ANNOUNCING:
OPERATION OCEAN KILLERS
Commentary by Captain Paul Watson
There are huge voracious monsters stalking everything that moves in the sea.
These monsters are so big, so strong, so fast and so insatiably ravenous that no creature in the sea is safe from their rapacious gluttony.
They gobble fish by the tens of tons, they gorge themselves on tens of thousands of squid, and in the process, they swallow dolphins and turtles, orcas and whales.
These monstrous manmade highly mechanized industrialized machines are the greatest killing entities to have ever existed and they must be stopped.
The Atlantic Dawn was described by Charles Clover the author of The End of the Line as the greatest killing machine the world has ever seen.
Built at a cost of 63 million pounds thanks to loans from Irish Banks and subsidies from the government of Norway, this 144-meter-long ship, weighing 14,055 tons and powered by two 9,655 bhp diesel engines can push her through the sea at 18knots. This monstrosity is the most technologically advanced mass fish slaughtering factory on the planet. Equipped with advanced low-frequency sonar, the fish can’t hide, and they can’t outrun her.
400 tons of fish every 24 hours are hauled onboard in massive nets, filleted, frozen and pack into massive, refrigerated holds. The ship stays at sea until the freezer compartments are glutted with 7,000 tons of fish.
The ship was sent to the waters off Mauritania where it was branded as the “ship from hell” and forcefully ordered to depart from Mauritanian waters forever.

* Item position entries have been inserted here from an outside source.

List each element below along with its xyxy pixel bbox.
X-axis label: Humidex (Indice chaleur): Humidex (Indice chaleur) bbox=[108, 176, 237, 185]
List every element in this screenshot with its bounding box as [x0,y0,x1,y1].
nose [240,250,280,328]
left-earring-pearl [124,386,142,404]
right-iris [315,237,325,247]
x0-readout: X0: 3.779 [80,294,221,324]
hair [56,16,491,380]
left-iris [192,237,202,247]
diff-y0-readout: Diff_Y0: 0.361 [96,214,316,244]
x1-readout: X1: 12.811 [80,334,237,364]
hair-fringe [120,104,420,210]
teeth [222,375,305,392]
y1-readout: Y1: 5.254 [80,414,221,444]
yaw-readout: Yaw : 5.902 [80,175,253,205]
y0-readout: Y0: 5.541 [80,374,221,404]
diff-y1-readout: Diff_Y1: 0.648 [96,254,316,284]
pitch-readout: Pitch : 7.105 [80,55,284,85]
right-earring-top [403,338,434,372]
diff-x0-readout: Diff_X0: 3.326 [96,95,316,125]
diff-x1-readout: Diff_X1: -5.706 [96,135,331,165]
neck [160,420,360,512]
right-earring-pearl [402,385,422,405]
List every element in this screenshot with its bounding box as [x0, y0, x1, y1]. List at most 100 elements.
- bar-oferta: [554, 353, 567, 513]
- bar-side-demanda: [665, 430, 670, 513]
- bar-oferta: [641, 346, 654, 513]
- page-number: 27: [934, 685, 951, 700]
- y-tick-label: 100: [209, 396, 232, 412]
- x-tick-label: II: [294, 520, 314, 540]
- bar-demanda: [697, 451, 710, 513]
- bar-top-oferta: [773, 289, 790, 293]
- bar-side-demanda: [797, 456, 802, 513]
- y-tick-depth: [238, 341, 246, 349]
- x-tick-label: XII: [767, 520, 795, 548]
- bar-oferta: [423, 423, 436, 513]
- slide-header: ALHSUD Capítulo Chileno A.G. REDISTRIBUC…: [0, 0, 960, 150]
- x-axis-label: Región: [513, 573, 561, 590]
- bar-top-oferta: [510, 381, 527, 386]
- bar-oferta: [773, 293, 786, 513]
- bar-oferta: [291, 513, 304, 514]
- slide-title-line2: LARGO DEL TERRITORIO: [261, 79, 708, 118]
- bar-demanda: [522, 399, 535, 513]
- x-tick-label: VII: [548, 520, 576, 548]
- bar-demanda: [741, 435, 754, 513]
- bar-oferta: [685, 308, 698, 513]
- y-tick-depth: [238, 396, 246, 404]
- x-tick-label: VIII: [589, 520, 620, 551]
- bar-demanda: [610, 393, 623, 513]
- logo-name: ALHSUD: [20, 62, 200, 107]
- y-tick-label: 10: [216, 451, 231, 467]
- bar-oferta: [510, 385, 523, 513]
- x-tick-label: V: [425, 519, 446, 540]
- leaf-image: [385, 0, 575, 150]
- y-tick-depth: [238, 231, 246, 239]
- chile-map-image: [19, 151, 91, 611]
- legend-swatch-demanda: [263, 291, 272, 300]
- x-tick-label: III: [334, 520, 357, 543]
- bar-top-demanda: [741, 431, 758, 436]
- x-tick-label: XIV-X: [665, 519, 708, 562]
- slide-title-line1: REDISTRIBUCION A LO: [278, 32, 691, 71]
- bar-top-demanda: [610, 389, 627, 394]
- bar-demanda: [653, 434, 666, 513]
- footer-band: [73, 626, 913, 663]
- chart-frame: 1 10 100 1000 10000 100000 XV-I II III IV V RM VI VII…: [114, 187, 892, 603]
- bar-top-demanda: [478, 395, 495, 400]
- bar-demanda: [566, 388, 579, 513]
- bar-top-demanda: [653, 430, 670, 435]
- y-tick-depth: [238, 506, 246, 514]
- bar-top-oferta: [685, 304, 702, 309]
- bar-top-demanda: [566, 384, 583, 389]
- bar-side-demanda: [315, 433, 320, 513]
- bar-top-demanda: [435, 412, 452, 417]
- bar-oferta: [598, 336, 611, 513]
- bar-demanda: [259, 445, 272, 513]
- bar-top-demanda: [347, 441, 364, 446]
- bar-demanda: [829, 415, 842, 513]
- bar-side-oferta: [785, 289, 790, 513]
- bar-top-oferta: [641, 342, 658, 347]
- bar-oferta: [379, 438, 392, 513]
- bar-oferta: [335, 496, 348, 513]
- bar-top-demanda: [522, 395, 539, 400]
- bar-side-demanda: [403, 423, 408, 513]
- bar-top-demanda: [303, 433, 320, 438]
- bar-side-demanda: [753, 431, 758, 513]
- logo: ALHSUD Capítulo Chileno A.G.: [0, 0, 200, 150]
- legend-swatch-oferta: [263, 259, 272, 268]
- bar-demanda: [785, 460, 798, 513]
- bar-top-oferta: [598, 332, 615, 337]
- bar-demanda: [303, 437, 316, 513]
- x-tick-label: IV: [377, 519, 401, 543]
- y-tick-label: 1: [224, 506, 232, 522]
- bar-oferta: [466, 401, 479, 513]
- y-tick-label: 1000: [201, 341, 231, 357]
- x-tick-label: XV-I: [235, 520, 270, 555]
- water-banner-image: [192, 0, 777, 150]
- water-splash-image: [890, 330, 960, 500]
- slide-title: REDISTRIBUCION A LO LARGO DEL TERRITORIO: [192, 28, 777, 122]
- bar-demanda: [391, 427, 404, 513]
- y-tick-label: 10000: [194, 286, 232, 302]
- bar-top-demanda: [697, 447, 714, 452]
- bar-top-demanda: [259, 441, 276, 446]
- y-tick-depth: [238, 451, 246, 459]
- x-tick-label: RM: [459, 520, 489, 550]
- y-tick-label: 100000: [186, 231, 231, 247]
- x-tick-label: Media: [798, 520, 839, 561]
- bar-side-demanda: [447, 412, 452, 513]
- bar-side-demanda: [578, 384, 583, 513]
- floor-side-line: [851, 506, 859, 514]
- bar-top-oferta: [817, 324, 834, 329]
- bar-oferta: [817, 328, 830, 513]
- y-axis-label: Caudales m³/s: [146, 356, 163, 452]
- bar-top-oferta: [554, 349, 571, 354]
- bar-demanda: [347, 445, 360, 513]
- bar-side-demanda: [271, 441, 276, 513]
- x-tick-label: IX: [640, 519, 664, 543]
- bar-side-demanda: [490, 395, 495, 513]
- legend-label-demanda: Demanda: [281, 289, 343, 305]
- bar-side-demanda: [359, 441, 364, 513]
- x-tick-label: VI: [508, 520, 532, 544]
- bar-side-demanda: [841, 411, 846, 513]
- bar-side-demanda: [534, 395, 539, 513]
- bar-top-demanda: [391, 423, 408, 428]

It was then sold to a Dutch consortium and renamed the Annelies Ilena and soon after was charged with illegal fishing ironically in Irish waters. It then moved into Scottish waters to diminish fish populations inside special areas of conservation.
Now owned by the Dutch company Parlevliet & Van der Plas and still registered as a Lithuanian vessel, the Annelies Ilena spent more than a week fishing in the English Channel for herring and mackerel off the coast of Sussex, and at one point came into Weymouth Bay and was within three miles of the coastline.
This notorious super trawler is the largest, but just one of many and each and every one of them leaves death and destruction inits wake. Let’s look at the world’s second largest super trawler the Margiris. This huge vessel is 143 meters long and weighs 6,200 hundred tons. This is the ship that Sea Shepherd France caught dumping over 100,000 blue whiting into the sea off the coast of France in 2022.